Passage à travers les villes dans les stridences mêlées de l’alcoolisme délibéré et d’une création poussée au paroxysme, exaltation ambitieuse de l’esprit toujours indompté de chute en chute, graves privations dues à la misère, Jean Raine était passé par l’épreuve du feu et de la cendre. En Belgique, il avait été l’ami de Magritte grand maître du trompe-l’oeil surréaliste, de Ghelderode, dramaturge flamboyant d’un théâtre à la fois gothique et moderne. Ses accointances avec Cobra s’appuyaient plus sur l’amitié indéfectible avec Pierre Alechinsky que sur de vraies affinités avec les membres du groupe. Il y avait en lui une aspiration au dépassement - au déplacement - vers l’invisible à laquelle la plupart des peintres de Cobra, acharnés à dépecer la réalité pour la mettre à l’étal, ne pouvaient qu’être étrangers.
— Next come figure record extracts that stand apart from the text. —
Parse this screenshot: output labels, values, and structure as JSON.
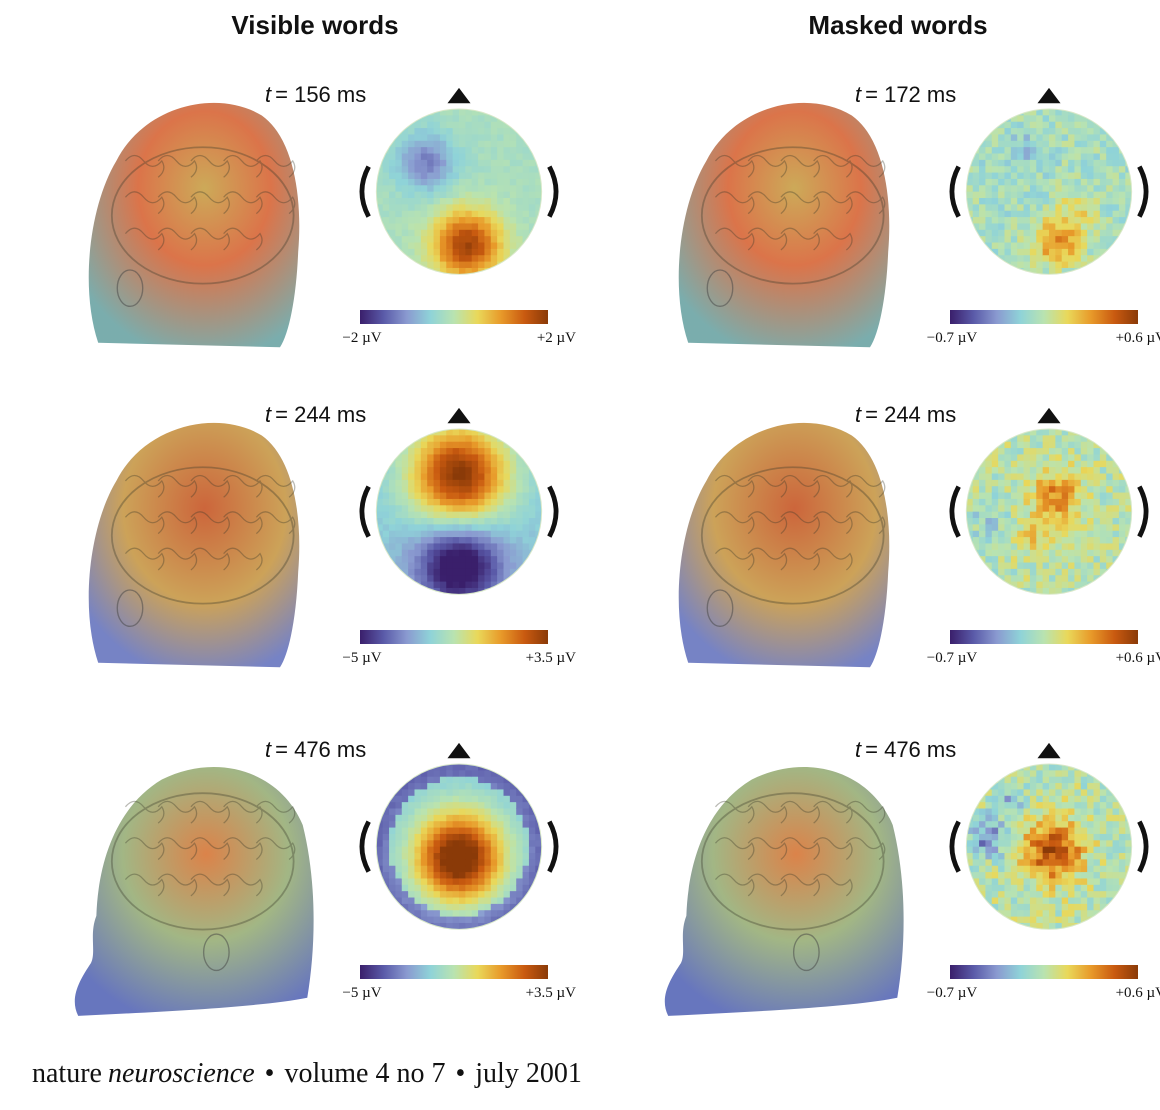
{
  "columns": [
    {
      "title": "Visible words"
    },
    {
      "title": "Masked words"
    }
  ],
  "panels": [
    {
      "col": 0,
      "row": 0,
      "time_var": "t",
      "time_value": "= 156 ms",
      "cbar_min": "−2 µV",
      "cbar_max": "+2 µV",
      "pattern": "posterior-positive"
    },
    {
      "col": 1,
      "row": 0,
      "time_var": "t",
      "time_value": "= 172 ms",
      "cbar_min": "−0.7 µV",
      "cbar_max": "+0.6 µV",
      "pattern": "posterior-weak"
    },
    {
      "col": 0,
      "row": 1,
      "time_var": "t",
      "time_value": "= 244 ms",
      "cbar_min": "−5 µV",
      "cbar_max": "+3.5 µV",
      "pattern": "frontal-positive"
    },
    {
      "col": 1,
      "row": 1,
      "time_var": "t",
      "time_value": "= 244 ms",
      "cbar_min": "−0.7 µV",
      "cbar_max": "+0.6 µV",
      "pattern": "central-weak"
    },
    {
      "col": 0,
      "row": 2,
      "time_var": "t",
      "time_value": "= 476 ms",
      "cbar_min": "−5 µV",
      "cbar_max": "+3.5 µV",
      "pattern": "central-positive"
    },
    {
      "col": 1,
      "row": 2,
      "time_var": "t",
      "time_value": "= 476 ms",
      "cbar_min": "−0.7 µV",
      "cbar_max": "+0.6 µV",
      "pattern": "central-mixed"
    }
  ],
  "colormap": [
    "#3a1f6b",
    "#5a5aa8",
    "#8a9ad0",
    "#8fd3d8",
    "#b9e3b0",
    "#e9d85a",
    "#e89a2a",
    "#c95a10",
    "#8a3a08"
  ],
  "footer": {
    "journal_a": "nature",
    "journal_b": "neuroscience",
    "sep1": "•",
    "volume": "volume 4  no 7",
    "sep2": "•",
    "date": "july 2001"
  }
}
A Rochetaillée, installé avec sa femme Sanky et son fils Pierre-François dans une bâtisse aux allures de manoir abandonné aux brumes, il continua à brûler sa vie au cours de nuits de création éthyliques qui le laissaient à l’aube, au bord du coma. Des suicides successifs systématiquement tentés comme un tribut exigé par son art.

Travaillant sur des papiers de grand format assemblés au sol, il projetait en désordre des encres ou des couleurs à l’acrylique pour qu’elle s’épandent en taches, maculatures, pointillés. Il ajoutait au désordre en piétinant ces premières injonctions du hasard. Ensuite, sans dessein préconçu, il faisait sourdre au pinceau, au doigt, au chiffon des signes abstraits ou des floraisons luxuriantes, des figures allusives, des masques de kermesse ou des regards de jungle. Figures ou signes, à la mesure de son délire, balançaient entre le formulé et l’indistinct. J’ai toujours trouvé dans les grands dessins à l’encre, que Sanky Raine a marouflé, une force d’irruptions plus intense que dans les petits formats. Raine avait sans doute besoin d’un champ vaste pour ses tournoiements de derviche en extase, sa danse de mort bachique nécessaire à sa communication avec l’obscur.

Jean Raine, n’était-il pas, avant tout un poète ? Ainsi ses textes, proses poétiques ou poèmes, cadavres exquis formés d’ajustements irrationnels et fulgurants, peuvent-ils donner la clé de l’oeuvre entier. Celui-ci dans tout domaine est d’abord écriture, élaboration de signes jetés sur la page du livre ou le papier à peindre. Ils apparaissent comme autant de décharges d’oracles clairs ou troublés, selon l’accord des puissances de divination sollicitées à travers l’offrande du corps mis à mal.

La première fois que je l’ai rencontré, Raine avait l’air d’un adolescent à la peau rose, d’un dandy rebelle échappant au saccage de l’autodestruction et dont la voix seule s’éraillait. La dernière fois, fragile et quasi fantomatique, il était devenu le témoin en sursis d’une irradiation consentie.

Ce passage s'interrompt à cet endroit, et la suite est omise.